Rimonabant was the first selective inhibitor of cannabinoid receptor to be used for treating obesity. Despite its side effects resulting from the actions at CB1 receptors in the brain, the effects of CB1 receptor blockade, as shown by rimonabant in our study, might show the potential of endocannabinoid receptor blockers as a pharmacological tool in the cardiovascular system. In the light of current investigations, the CB1 receptor inhibitors, which do not penetrate the blood–brain barrier, could be of clinical relevance in cardiology. Indeed, AM6545, another CB1 receptor antagonist, was earlier shown to lack central nervous system side effects [36]. Nonetheless, this neutral antagonist induced weight-independent improvements in glucose homeostasis and plasma lipid profiles in mice. While we did not detect a significant impact on IL-1α-stimulated MMP secretion in primary cardiac fibroblasts (data not shown), which was in contrast to the inverse antagonist rimonabant, other effects on cardiovascular cells or disorders might exist. Furthermore, additional approaches interfering with the CB receptor system might pave the way to develop newer compounds with beneficial impact on cardiovascular and metabolic disorders, while the central nervous system remains less affected than by rimonabant.
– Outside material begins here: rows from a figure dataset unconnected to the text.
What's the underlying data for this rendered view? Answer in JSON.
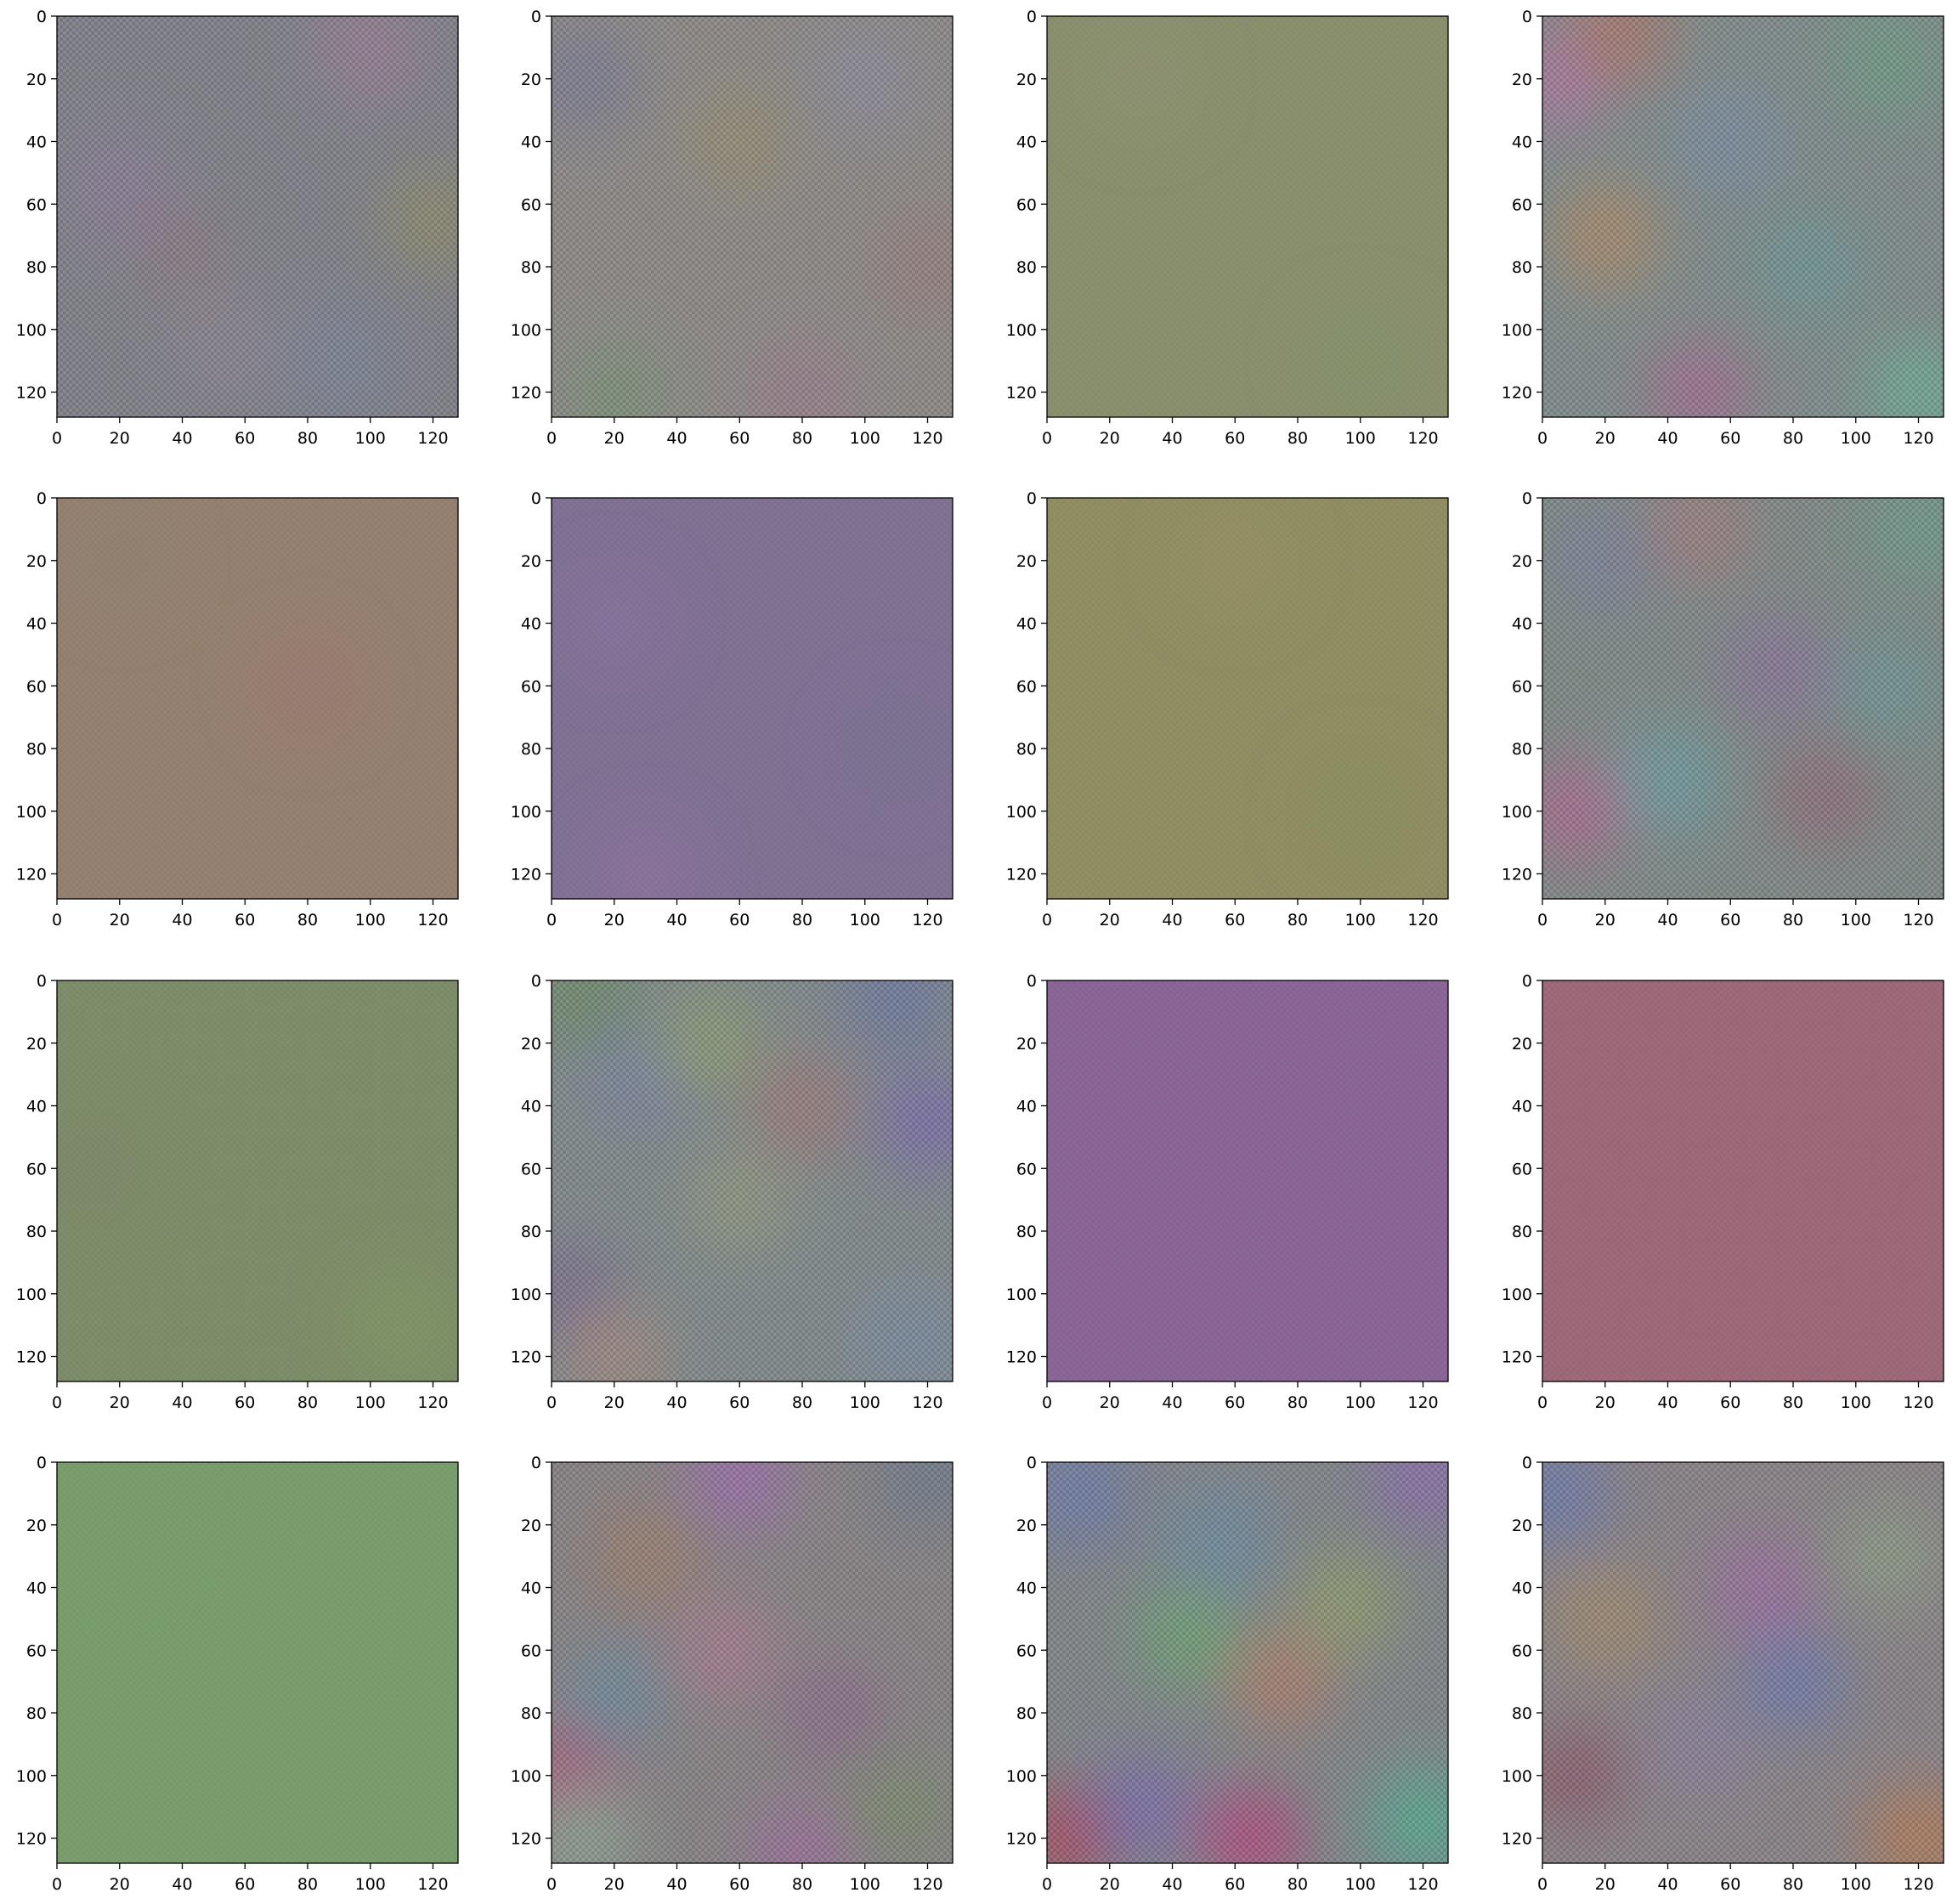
{
  "figure": {
    "rows": 4,
    "cols": 4
  },
  "chart_data": [
    {
      "type": "heatmap",
      "panel": 1,
      "xlim": [
        0,
        128
      ],
      "ylim": [
        128,
        0
      ],
      "xticks": [
        0,
        20,
        40,
        60,
        80,
        100,
        120
      ],
      "yticks": [
        0,
        20,
        40,
        60,
        80,
        100,
        120
      ],
      "base_color": "#7f8088",
      "texture": "noisy",
      "blobs": [
        {
          "x": 20,
          "y": 55,
          "color": "#8a7c96"
        },
        {
          "x": 100,
          "y": 10,
          "color": "#967d92"
        },
        {
          "x": 40,
          "y": 75,
          "color": "#8a7a84"
        },
        {
          "x": 120,
          "y": 65,
          "color": "#8c8a6e"
        },
        {
          "x": 90,
          "y": 110,
          "color": "#7a8496"
        },
        {
          "x": 55,
          "y": 105,
          "color": "#8a8490"
        }
      ]
    },
    {
      "type": "heatmap",
      "panel": 2,
      "xlim": [
        0,
        128
      ],
      "ylim": [
        128,
        0
      ],
      "xticks": [
        0,
        20,
        40,
        60,
        80,
        100,
        120
      ],
      "yticks": [
        0,
        20,
        40,
        60,
        80,
        100,
        120
      ],
      "base_color": "#8c8886",
      "texture": "noisy",
      "blobs": [
        {
          "x": 10,
          "y": 20,
          "color": "#7a7c92"
        },
        {
          "x": 60,
          "y": 40,
          "color": "#938c74"
        },
        {
          "x": 120,
          "y": 80,
          "color": "#94807e"
        },
        {
          "x": 20,
          "y": 120,
          "color": "#7a9078"
        },
        {
          "x": 100,
          "y": 20,
          "color": "#8c8a9a"
        },
        {
          "x": 80,
          "y": 120,
          "color": "#967e8a"
        }
      ]
    },
    {
      "type": "heatmap",
      "panel": 3,
      "xlim": [
        0,
        128
      ],
      "ylim": [
        128,
        0
      ],
      "xticks": [
        0,
        20,
        40,
        60,
        80,
        100,
        120
      ],
      "yticks": [
        0,
        20,
        40,
        60,
        80,
        100,
        120
      ],
      "base_color": "#878c6a",
      "texture": "smooth",
      "blobs": [
        {
          "x": 30,
          "y": 20,
          "color": "#8b8f70"
        },
        {
          "x": 100,
          "y": 110,
          "color": "#83906a"
        }
      ]
    },
    {
      "type": "heatmap",
      "panel": 4,
      "xlim": [
        0,
        128
      ],
      "ylim": [
        128,
        0
      ],
      "xticks": [
        0,
        20,
        40,
        60,
        80,
        100,
        120
      ],
      "yticks": [
        0,
        20,
        40,
        60,
        80,
        100,
        120
      ],
      "base_color": "#7f8a8a",
      "texture": "noisy",
      "blobs": [
        {
          "x": 5,
          "y": 20,
          "color": "#a878a0"
        },
        {
          "x": 20,
          "y": 70,
          "color": "#a8886a"
        },
        {
          "x": 110,
          "y": 15,
          "color": "#6e9a84"
        },
        {
          "x": 50,
          "y": 120,
          "color": "#a06e8e"
        },
        {
          "x": 120,
          "y": 120,
          "color": "#6ea894"
        },
        {
          "x": 60,
          "y": 40,
          "color": "#7a8c9e"
        },
        {
          "x": 85,
          "y": 80,
          "color": "#6e9494"
        },
        {
          "x": 25,
          "y": 5,
          "color": "#a8786e"
        }
      ]
    },
    {
      "type": "heatmap",
      "panel": 5,
      "xlim": [
        0,
        128
      ],
      "ylim": [
        128,
        0
      ],
      "xticks": [
        0,
        20,
        40,
        60,
        80,
        100,
        120
      ],
      "yticks": [
        0,
        20,
        40,
        60,
        80,
        100,
        120
      ],
      "base_color": "#927d6d",
      "texture": "smooth",
      "blobs": [
        {
          "x": 80,
          "y": 60,
          "color": "#98786e"
        },
        {
          "x": 20,
          "y": 20,
          "color": "#8e7e6e"
        }
      ]
    },
    {
      "type": "heatmap",
      "panel": 6,
      "xlim": [
        0,
        128
      ],
      "ylim": [
        128,
        0
      ],
      "xticks": [
        0,
        20,
        40,
        60,
        80,
        100,
        120
      ],
      "yticks": [
        0,
        20,
        40,
        60,
        80,
        100,
        120
      ],
      "base_color": "#7d6e90",
      "texture": "smooth",
      "blobs": [
        {
          "x": 20,
          "y": 40,
          "color": "#84709a"
        },
        {
          "x": 110,
          "y": 80,
          "color": "#786e8e"
        },
        {
          "x": 30,
          "y": 120,
          "color": "#88709a"
        }
      ]
    },
    {
      "type": "heatmap",
      "panel": 7,
      "xlim": [
        0,
        128
      ],
      "ylim": [
        128,
        0
      ],
      "xticks": [
        0,
        20,
        40,
        60,
        80,
        100,
        120
      ],
      "yticks": [
        0,
        20,
        40,
        60,
        80,
        100,
        120
      ],
      "base_color": "#8d8b5e",
      "texture": "smooth",
      "blobs": [
        {
          "x": 60,
          "y": 20,
          "color": "#928e62"
        },
        {
          "x": 100,
          "y": 100,
          "color": "#8a8c5e"
        }
      ]
    },
    {
      "type": "heatmap",
      "panel": 8,
      "xlim": [
        0,
        128
      ],
      "ylim": [
        128,
        0
      ],
      "xticks": [
        0,
        20,
        40,
        60,
        80,
        100,
        120
      ],
      "yticks": [
        0,
        20,
        40,
        60,
        80,
        100,
        120
      ],
      "base_color": "#7e8886",
      "texture": "noisy",
      "blobs": [
        {
          "x": 10,
          "y": 100,
          "color": "#a86a8e"
        },
        {
          "x": 90,
          "y": 95,
          "color": "#8e6e7a"
        },
        {
          "x": 120,
          "y": 10,
          "color": "#6e9a8a"
        },
        {
          "x": 40,
          "y": 90,
          "color": "#6e9aa0"
        },
        {
          "x": 75,
          "y": 55,
          "color": "#8a7498"
        },
        {
          "x": 110,
          "y": 60,
          "color": "#6e9494"
        },
        {
          "x": 20,
          "y": 20,
          "color": "#7a8298"
        },
        {
          "x": 50,
          "y": 10,
          "color": "#9c7e80"
        }
      ]
    },
    {
      "type": "heatmap",
      "panel": 9,
      "xlim": [
        0,
        128
      ],
      "ylim": [
        128,
        0
      ],
      "xticks": [
        0,
        20,
        40,
        60,
        80,
        100,
        120
      ],
      "yticks": [
        0,
        20,
        40,
        60,
        80,
        100,
        120
      ],
      "base_color": "#7a8a66",
      "texture": "smooth",
      "blobs": [
        {
          "x": 110,
          "y": 110,
          "color": "#7e9264"
        },
        {
          "x": 10,
          "y": 60,
          "color": "#7a8466"
        }
      ]
    },
    {
      "type": "heatmap",
      "panel": 10,
      "xlim": [
        0,
        128
      ],
      "ylim": [
        128,
        0
      ],
      "xticks": [
        0,
        20,
        40,
        60,
        80,
        100,
        120
      ],
      "yticks": [
        0,
        20,
        40,
        60,
        80,
        100,
        120
      ],
      "base_color": "#7f888a",
      "texture": "noisy",
      "blobs": [
        {
          "x": 10,
          "y": 5,
          "color": "#6e8a6a"
        },
        {
          "x": 110,
          "y": 5,
          "color": "#6e78a0"
        },
        {
          "x": 5,
          "y": 100,
          "color": "#7a6e8e"
        },
        {
          "x": 120,
          "y": 45,
          "color": "#7a6ea8"
        },
        {
          "x": 30,
          "y": 30,
          "color": "#7a82a0"
        },
        {
          "x": 60,
          "y": 70,
          "color": "#8e9680"
        },
        {
          "x": 20,
          "y": 120,
          "color": "#a08880"
        },
        {
          "x": 80,
          "y": 40,
          "color": "#9a7a7a"
        },
        {
          "x": 115,
          "y": 115,
          "color": "#7a8aa0"
        },
        {
          "x": 50,
          "y": 20,
          "color": "#8a9a74"
        }
      ]
    },
    {
      "type": "heatmap",
      "panel": 11,
      "xlim": [
        0,
        128
      ],
      "ylim": [
        128,
        0
      ],
      "xticks": [
        0,
        20,
        40,
        60,
        80,
        100,
        120
      ],
      "yticks": [
        0,
        20,
        40,
        60,
        80,
        100,
        120
      ],
      "base_color": "#876294",
      "texture": "smooth",
      "blobs": []
    },
    {
      "type": "heatmap",
      "panel": 12,
      "xlim": [
        0,
        128
      ],
      "ylim": [
        128,
        0
      ],
      "xticks": [
        0,
        20,
        40,
        60,
        80,
        100,
        120
      ],
      "yticks": [
        0,
        20,
        40,
        60,
        80,
        100,
        120
      ],
      "base_color": "#9a6676",
      "texture": "smooth",
      "blobs": []
    },
    {
      "type": "heatmap",
      "panel": 13,
      "xlim": [
        0,
        128
      ],
      "ylim": [
        128,
        0
      ],
      "xticks": [
        0,
        20,
        40,
        60,
        80,
        100,
        120
      ],
      "yticks": [
        0,
        20,
        40,
        60,
        80,
        100,
        120
      ],
      "base_color": "#769a6a",
      "texture": "smooth",
      "blobs": [
        {
          "x": 20,
          "y": 20,
          "color": "#789a6a"
        }
      ]
    },
    {
      "type": "heatmap",
      "panel": 14,
      "xlim": [
        0,
        128
      ],
      "ylim": [
        128,
        0
      ],
      "xticks": [
        0,
        20,
        40,
        60,
        80,
        100,
        120
      ],
      "yticks": [
        0,
        20,
        40,
        60,
        80,
        100,
        120
      ],
      "base_color": "#868284",
      "texture": "noisy",
      "blobs": [
        {
          "x": 5,
          "y": 100,
          "color": "#a85a7e"
        },
        {
          "x": 60,
          "y": 5,
          "color": "#9a6ea8"
        },
        {
          "x": 90,
          "y": 80,
          "color": "#8a6e8a"
        },
        {
          "x": 30,
          "y": 30,
          "color": "#9a7e6e"
        },
        {
          "x": 120,
          "y": 5,
          "color": "#6e7a8a"
        },
        {
          "x": 10,
          "y": 120,
          "color": "#8aa090"
        },
        {
          "x": 110,
          "y": 110,
          "color": "#7a8a6e"
        },
        {
          "x": 55,
          "y": 60,
          "color": "#a47a8e"
        },
        {
          "x": 20,
          "y": 75,
          "color": "#6e8a9a"
        },
        {
          "x": 80,
          "y": 125,
          "color": "#9a6e9a"
        }
      ]
    },
    {
      "type": "heatmap",
      "panel": 15,
      "xlim": [
        0,
        128
      ],
      "ylim": [
        128,
        0
      ],
      "xticks": [
        0,
        20,
        40,
        60,
        80,
        100,
        120
      ],
      "yticks": [
        0,
        20,
        40,
        60,
        80,
        100,
        120
      ],
      "base_color": "#7f8488",
      "texture": "noisy",
      "blobs": [
        {
          "x": 5,
          "y": 120,
          "color": "#a84e5e"
        },
        {
          "x": 65,
          "y": 120,
          "color": "#b04e7e"
        },
        {
          "x": 120,
          "y": 115,
          "color": "#58a890"
        },
        {
          "x": 45,
          "y": 55,
          "color": "#6ea074"
        },
        {
          "x": 75,
          "y": 70,
          "color": "#a87e6e"
        },
        {
          "x": 120,
          "y": 5,
          "color": "#8a6ea8"
        },
        {
          "x": 10,
          "y": 10,
          "color": "#6e7aa8"
        },
        {
          "x": 95,
          "y": 45,
          "color": "#8e9a6e"
        },
        {
          "x": 30,
          "y": 110,
          "color": "#7a6ea8"
        },
        {
          "x": 55,
          "y": 25,
          "color": "#6e8aa0"
        }
      ]
    },
    {
      "type": "heatmap",
      "panel": 16,
      "xlim": [
        0,
        128
      ],
      "ylim": [
        128,
        0
      ],
      "xticks": [
        0,
        20,
        40,
        60,
        80,
        100,
        120
      ],
      "yticks": [
        0,
        20,
        40,
        60,
        80,
        100,
        120
      ],
      "base_color": "#888286",
      "texture": "noisy",
      "blobs": [
        {
          "x": 5,
          "y": 10,
          "color": "#6e7aa8"
        },
        {
          "x": 80,
          "y": 70,
          "color": "#6e7aa8"
        },
        {
          "x": 70,
          "y": 40,
          "color": "#9a6ea0"
        },
        {
          "x": 10,
          "y": 100,
          "color": "#8a5e6e"
        },
        {
          "x": 120,
          "y": 120,
          "color": "#b07a5a"
        },
        {
          "x": 20,
          "y": 50,
          "color": "#9e8a6e"
        },
        {
          "x": 110,
          "y": 30,
          "color": "#8a9a84"
        },
        {
          "x": 50,
          "y": 90,
          "color": "#8a7e9a"
        }
      ]
    }
  ]
}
In summary, this study demonstrated that long-term inhibition of CB1 receptors with rimonabant improved post-ischaemic cardiac function by preventing the adverse myocardial remodelling and reducing the pulse wave reflections. Furthermore, rimonabant improved depressed systolic function in animals with metabolic syndrome. This study is of clinical relevance because it supports the hypothesis that the endocannabinoid system could represent a novel pharmacological target in post-ischaemic HF treatment.

Study limitation

MI could be reliably induced only in previously healthy Wistar rats but not in SHROB rats due to high operation-associated mortality rate of SHROB rats. Importantly, chronicle conditions including hypertension, hypertrophy or diabetes could interfere with or even completely abrogate treatment effects [37]. This limitation should be addressed by future studies.